My daughter gets married in a week. I’m giving a toast on Friday, the night before the wedding. We’ll go to the rehearsal, then to supper, and then to a fire pit in the park. Brad will bring his guitar. We’ll roast marshmallows. Parents will give toasts.
I’ve always been shy about public speaking and I’m a bit nervous. Sarah’s dad died a few years ago, or he would probably be giving the toast. I needed to step up.
Here’s what I’m saying:
When Sarah was little, one of her first favorite books was The Snowy Day by Ezra Jack Keats. It’s the story of a little boy and his very first snowfall. He goes outside and makes tracks in the snow, he makes a snow angel, and he builds a little snowman. He sees some big boys. They’re having a snowball fight. He wants to play with them, but he knows he’s not big enough yet. So, instead, he makes a snowball and puts it in his pocket to save it for tomorrow.
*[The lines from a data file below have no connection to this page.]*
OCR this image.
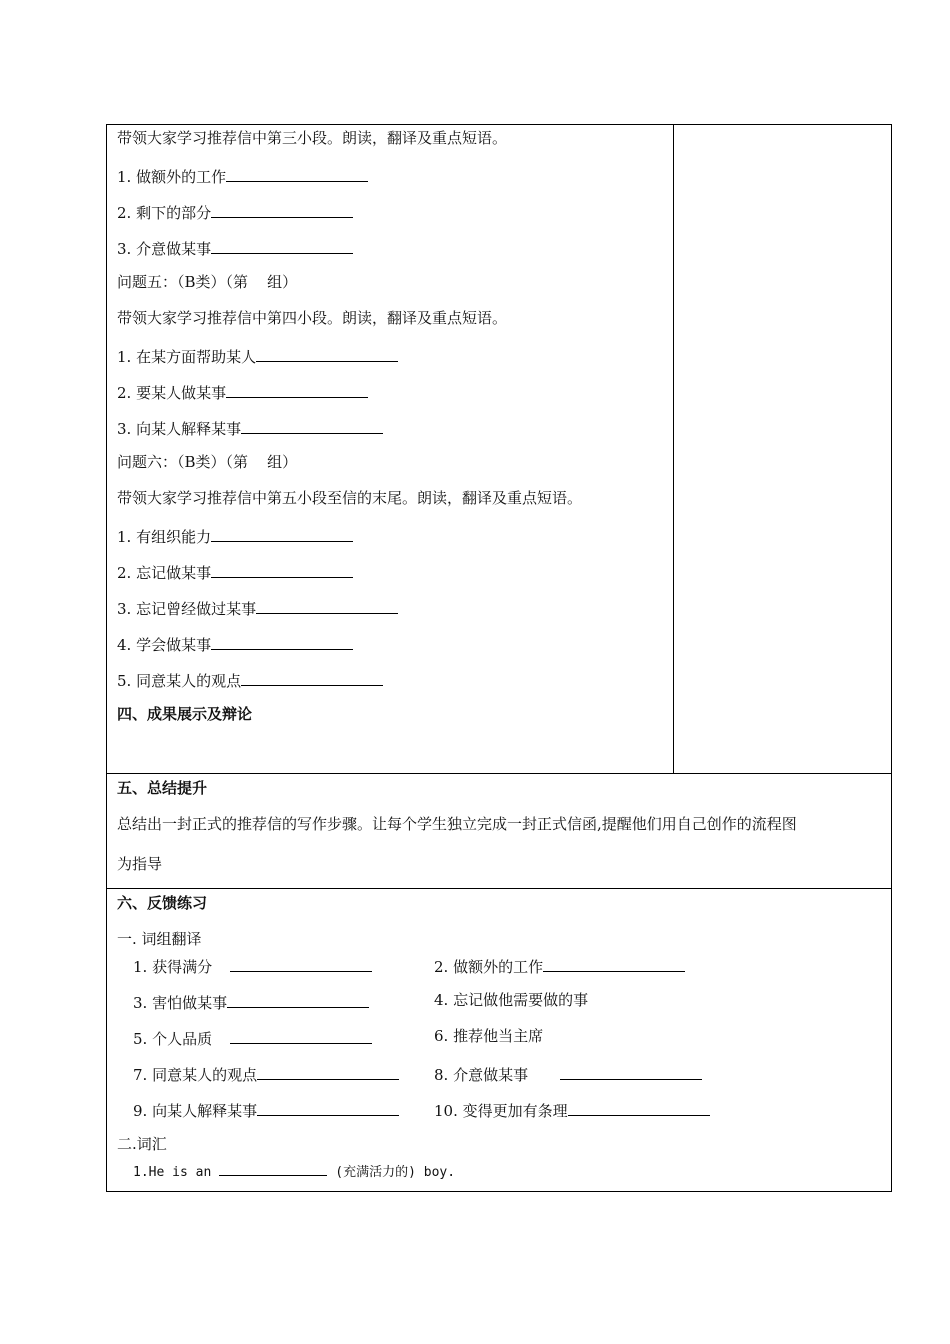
带领大家学习推荐信中第三小段。朗读，翻译及重点短语。
1. 做额外的工作
2. 剩下的部分
3. 介意做某事
问题五：（B类）（第    组）
带领大家学习推荐信中第四小段。朗读，翻译及重点短语。
1. 在某方面帮助某人
2. 要某人做某事
3. 向某人解释某事
问题六：（B类）（第    组）
带领大家学习推荐信中第五小段至信的末尾。朗读，翻译及重点短语。
1. 有组织能力
2. 忘记做某事
3. 忘记曾经做过某事
4. 学会做某事
5. 同意某人的观点
四、成果展示及辩论
五、总结提升
总结出一封正式的推荐信的写作步骤。让每个学生独立完成一封正式信函,提醒他们用自己创作的流程图
为指导
六、反馈练习
一. 词组翻译
1. 获得满分
3. 害怕做某事
5. 个人品质
7. 同意某人的观点
9. 向某人解释某事
2. 做额外的工作
4. 忘记做他需要做的事
6. 推荐他当主席
8. 介意做某事
10. 变得更加有条理
二.词汇
1.He is an	(充满活力的) boy.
This is Sarah. Always saving for tomorrow. She could save Jelly Bellies until they petrify. Now, our tomorrow is here.
Sarah, you have grown to be a strong, independent, and ethical woman. Yet somehow, you have managed to maintain your sensitivity and innocence, and, you look quite beautiful tonight.
Eric, I could look forever and not find a better father than you are, to Liem, and maybe to another baby someday. I will be honored to call you my son-in-law. No, my son.
Ann and Peter, I look forward to grandparenting with you. (No pressure, kids.)
Liem, just when I thought my heart was ready to burst, you come along, and teach me that Lego’s have “pieces” not “parts” and that “old people can have adventures, too.” I’ll always be ready for adventures with you, if we are biking, or swimming, or even playing basketball.